🤖 AI Summary
This study addresses the formalization of analogical proportions in the space of probability distributions, specifically tackling the challenge of defining and applying such proportions between discrete attribute distributions. It systematically extends analogical proportions from scalar values to normalized probability distributions for the first time, proposing a modeling approach that integrates both arithmetic and geometric proportionality to capture analogical structures among distributions. Theoretical analysis and empirical experiments demonstrate that when four feature vectors satisfy analogical proportions component-wise, their corresponding discrete probability distributions tend to preserve analogous relationships. The proposed framework effectively supports analogical reasoning and classification tasks, thereby validating the feasibility and practical utility of probabilistic analogies in predictive settings.
📝 Abstract
Analogical proportions link four items a, b, c, d by a relation stating that ``a is to b as c is to d", a, b, c, d being the formal representation of real world entities, ranging from simple numerical values to more complex structures such as profiles. Accordingly, $a, b, c, d$ could be atomic values like Boolean, nominal or numerical values, more generally vectors of such values, or even families of items represented by logical formulas. In this paper, we consider another representation setting, which is the probabilistic one. Precisely, the article proposes a study of {analogical} proportions between probabilities, whether they are simply between probability values, or between distributions (which requires the preservation of their normalization).
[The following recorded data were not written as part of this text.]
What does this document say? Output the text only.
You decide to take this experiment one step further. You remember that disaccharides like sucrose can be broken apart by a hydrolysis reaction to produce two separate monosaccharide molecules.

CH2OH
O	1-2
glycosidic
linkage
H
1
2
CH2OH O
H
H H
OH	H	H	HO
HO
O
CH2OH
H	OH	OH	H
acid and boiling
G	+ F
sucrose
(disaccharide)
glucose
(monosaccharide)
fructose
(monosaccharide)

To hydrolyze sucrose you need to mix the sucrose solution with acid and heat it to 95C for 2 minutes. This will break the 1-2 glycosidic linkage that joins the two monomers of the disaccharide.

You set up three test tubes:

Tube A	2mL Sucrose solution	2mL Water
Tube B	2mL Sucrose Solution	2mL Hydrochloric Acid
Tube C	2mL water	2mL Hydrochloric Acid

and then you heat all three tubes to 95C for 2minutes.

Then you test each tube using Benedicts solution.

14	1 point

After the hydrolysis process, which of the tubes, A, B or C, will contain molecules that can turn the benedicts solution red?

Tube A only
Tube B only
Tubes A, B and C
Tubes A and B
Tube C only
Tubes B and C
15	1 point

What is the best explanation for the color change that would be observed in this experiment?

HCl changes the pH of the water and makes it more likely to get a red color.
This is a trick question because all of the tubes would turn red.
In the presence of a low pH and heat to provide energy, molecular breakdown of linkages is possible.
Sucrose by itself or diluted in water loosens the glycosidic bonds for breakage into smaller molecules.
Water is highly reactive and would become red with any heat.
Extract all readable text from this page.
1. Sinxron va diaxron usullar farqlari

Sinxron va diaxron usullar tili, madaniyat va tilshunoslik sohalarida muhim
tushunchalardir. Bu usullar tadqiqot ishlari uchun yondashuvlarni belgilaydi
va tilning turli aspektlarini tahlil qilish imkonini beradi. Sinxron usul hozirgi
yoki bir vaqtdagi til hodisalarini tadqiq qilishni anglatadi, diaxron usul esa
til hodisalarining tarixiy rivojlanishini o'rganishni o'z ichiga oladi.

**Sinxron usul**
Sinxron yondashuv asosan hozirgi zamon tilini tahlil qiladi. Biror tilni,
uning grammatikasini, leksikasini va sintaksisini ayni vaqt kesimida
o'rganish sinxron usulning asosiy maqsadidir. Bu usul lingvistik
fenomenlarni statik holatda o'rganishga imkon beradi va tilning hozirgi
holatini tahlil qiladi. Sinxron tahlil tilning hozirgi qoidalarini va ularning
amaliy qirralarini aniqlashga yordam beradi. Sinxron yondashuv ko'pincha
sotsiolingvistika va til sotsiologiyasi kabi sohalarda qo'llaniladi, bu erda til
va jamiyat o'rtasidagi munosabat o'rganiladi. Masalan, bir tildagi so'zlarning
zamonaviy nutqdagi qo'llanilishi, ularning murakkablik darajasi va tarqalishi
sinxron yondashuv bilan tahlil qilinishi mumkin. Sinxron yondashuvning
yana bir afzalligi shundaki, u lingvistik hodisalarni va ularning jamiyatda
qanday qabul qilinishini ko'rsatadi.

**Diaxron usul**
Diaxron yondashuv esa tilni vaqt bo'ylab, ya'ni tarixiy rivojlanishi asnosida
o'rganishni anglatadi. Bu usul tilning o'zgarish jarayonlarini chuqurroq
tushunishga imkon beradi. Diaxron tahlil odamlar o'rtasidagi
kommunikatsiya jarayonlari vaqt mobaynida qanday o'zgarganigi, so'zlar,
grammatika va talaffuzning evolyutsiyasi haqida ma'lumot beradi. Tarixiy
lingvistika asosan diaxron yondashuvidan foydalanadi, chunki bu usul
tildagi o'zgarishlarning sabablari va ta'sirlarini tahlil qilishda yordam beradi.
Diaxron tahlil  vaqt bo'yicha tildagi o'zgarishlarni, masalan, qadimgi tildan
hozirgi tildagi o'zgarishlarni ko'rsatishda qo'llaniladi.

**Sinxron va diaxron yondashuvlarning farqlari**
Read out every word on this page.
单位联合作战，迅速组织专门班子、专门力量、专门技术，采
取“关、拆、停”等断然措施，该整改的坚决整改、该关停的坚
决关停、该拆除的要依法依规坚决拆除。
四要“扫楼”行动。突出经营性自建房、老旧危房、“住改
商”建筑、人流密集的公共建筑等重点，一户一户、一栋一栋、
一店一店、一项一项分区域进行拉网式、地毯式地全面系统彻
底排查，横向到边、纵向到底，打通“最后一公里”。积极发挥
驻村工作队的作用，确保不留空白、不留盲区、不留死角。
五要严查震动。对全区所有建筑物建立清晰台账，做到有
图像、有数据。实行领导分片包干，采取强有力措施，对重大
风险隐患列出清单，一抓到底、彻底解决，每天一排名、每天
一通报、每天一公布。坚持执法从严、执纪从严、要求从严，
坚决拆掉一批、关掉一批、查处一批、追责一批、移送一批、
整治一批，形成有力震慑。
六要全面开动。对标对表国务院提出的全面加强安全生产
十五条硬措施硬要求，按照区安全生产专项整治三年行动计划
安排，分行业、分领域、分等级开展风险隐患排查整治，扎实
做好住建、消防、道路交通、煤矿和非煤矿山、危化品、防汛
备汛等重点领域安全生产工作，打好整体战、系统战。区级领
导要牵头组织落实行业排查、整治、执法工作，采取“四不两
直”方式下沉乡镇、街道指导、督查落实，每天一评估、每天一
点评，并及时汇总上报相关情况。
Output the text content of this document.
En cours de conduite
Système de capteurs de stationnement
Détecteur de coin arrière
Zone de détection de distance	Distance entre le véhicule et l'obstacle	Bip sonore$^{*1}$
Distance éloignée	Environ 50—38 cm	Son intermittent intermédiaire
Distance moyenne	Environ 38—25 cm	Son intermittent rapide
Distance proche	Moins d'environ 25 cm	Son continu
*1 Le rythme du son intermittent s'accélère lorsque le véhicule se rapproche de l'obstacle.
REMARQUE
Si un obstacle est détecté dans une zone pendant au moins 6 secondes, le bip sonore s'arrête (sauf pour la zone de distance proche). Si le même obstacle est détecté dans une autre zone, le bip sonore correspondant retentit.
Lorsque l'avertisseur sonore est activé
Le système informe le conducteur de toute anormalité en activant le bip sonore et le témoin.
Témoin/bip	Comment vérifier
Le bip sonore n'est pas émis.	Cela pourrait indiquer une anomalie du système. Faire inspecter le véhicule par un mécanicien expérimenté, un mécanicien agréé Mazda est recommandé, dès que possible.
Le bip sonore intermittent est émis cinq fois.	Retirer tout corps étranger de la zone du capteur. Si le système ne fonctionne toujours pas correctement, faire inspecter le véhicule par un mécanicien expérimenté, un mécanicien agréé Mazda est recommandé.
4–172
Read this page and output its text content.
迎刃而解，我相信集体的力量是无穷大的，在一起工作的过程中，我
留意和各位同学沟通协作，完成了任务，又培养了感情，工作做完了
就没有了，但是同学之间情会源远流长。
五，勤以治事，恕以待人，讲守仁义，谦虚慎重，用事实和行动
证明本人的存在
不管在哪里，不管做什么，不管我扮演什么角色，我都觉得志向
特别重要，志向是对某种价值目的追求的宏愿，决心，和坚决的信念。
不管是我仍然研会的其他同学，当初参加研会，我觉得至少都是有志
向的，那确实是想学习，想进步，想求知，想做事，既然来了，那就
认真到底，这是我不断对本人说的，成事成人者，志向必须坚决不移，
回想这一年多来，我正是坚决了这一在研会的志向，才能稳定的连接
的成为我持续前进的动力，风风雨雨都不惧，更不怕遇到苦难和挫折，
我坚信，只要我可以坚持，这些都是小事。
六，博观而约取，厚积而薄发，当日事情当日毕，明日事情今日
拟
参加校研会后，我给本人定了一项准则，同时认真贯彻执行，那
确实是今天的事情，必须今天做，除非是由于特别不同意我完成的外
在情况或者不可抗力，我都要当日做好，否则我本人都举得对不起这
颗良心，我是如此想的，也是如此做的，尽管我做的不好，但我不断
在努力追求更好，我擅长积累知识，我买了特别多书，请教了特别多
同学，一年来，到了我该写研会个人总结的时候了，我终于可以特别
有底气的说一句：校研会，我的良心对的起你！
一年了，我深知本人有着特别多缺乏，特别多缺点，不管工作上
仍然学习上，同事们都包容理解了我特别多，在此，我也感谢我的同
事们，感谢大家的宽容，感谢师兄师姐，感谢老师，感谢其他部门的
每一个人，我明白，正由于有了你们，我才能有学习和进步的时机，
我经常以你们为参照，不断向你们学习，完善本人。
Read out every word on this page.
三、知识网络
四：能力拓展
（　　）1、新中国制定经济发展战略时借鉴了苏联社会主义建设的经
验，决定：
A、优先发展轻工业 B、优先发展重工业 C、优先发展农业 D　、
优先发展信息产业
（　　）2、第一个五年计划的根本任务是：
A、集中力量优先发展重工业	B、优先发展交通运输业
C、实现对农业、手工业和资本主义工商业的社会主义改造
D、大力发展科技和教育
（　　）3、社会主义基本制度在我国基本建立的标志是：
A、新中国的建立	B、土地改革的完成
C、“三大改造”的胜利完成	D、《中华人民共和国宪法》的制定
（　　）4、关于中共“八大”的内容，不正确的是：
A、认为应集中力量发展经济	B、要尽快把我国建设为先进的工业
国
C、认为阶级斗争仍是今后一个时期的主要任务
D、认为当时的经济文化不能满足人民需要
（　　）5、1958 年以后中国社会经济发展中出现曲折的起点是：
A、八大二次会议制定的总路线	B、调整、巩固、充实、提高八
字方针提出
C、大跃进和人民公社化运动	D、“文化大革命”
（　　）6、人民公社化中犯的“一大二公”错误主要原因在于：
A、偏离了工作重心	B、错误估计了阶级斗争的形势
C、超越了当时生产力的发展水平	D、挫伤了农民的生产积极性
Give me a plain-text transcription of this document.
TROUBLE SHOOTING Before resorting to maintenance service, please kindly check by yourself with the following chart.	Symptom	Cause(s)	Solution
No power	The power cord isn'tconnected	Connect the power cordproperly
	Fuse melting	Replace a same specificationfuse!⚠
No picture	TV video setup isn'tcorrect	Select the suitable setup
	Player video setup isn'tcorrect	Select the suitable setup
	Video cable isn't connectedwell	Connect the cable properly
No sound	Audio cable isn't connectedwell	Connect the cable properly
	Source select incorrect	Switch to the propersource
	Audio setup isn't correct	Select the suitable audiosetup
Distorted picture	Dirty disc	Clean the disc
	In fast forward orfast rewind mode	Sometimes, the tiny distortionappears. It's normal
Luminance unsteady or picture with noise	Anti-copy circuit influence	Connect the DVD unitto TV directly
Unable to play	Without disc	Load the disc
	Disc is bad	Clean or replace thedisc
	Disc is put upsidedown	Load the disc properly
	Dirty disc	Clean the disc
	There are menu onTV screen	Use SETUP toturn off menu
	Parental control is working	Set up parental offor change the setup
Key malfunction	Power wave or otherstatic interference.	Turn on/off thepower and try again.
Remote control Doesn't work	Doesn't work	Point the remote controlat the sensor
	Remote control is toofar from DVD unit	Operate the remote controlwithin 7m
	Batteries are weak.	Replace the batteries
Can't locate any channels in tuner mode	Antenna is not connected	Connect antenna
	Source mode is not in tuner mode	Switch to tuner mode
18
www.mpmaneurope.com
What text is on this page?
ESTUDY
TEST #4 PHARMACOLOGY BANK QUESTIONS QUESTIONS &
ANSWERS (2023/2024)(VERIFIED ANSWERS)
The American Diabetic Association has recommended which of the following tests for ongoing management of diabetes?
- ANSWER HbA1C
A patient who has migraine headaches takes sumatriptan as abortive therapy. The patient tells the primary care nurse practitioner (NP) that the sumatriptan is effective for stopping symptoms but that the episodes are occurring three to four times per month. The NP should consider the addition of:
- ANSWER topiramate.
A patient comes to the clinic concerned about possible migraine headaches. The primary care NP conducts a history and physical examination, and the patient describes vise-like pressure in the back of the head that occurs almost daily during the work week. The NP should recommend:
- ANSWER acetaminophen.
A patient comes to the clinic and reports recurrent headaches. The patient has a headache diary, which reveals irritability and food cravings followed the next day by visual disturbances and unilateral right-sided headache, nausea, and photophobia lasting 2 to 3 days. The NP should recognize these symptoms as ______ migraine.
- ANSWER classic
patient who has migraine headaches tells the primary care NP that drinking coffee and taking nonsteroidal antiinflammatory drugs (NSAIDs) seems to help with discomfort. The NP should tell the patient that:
More particularly, we study the properties of definitions based on arithmetic proportion, or on a combination of the former with geometric proportion, while other options are also discussed. Previous works have shown that when four profiles a, b, c, d, represented as vectors, form analogical proportions componentwise, it is likely that their classes form an analogical proportion also. This is the basis of an analogical proportion-based classification method that can produce accurate predictions. Similarly, in this paper, each profile is associated with a distribution describing the frequencies of the possible values of a discrete attribute of interest. We then discuss and experimentally investigate if the distributions associated to four profiles forming an analogical proportion themselves also form an analogical proportion.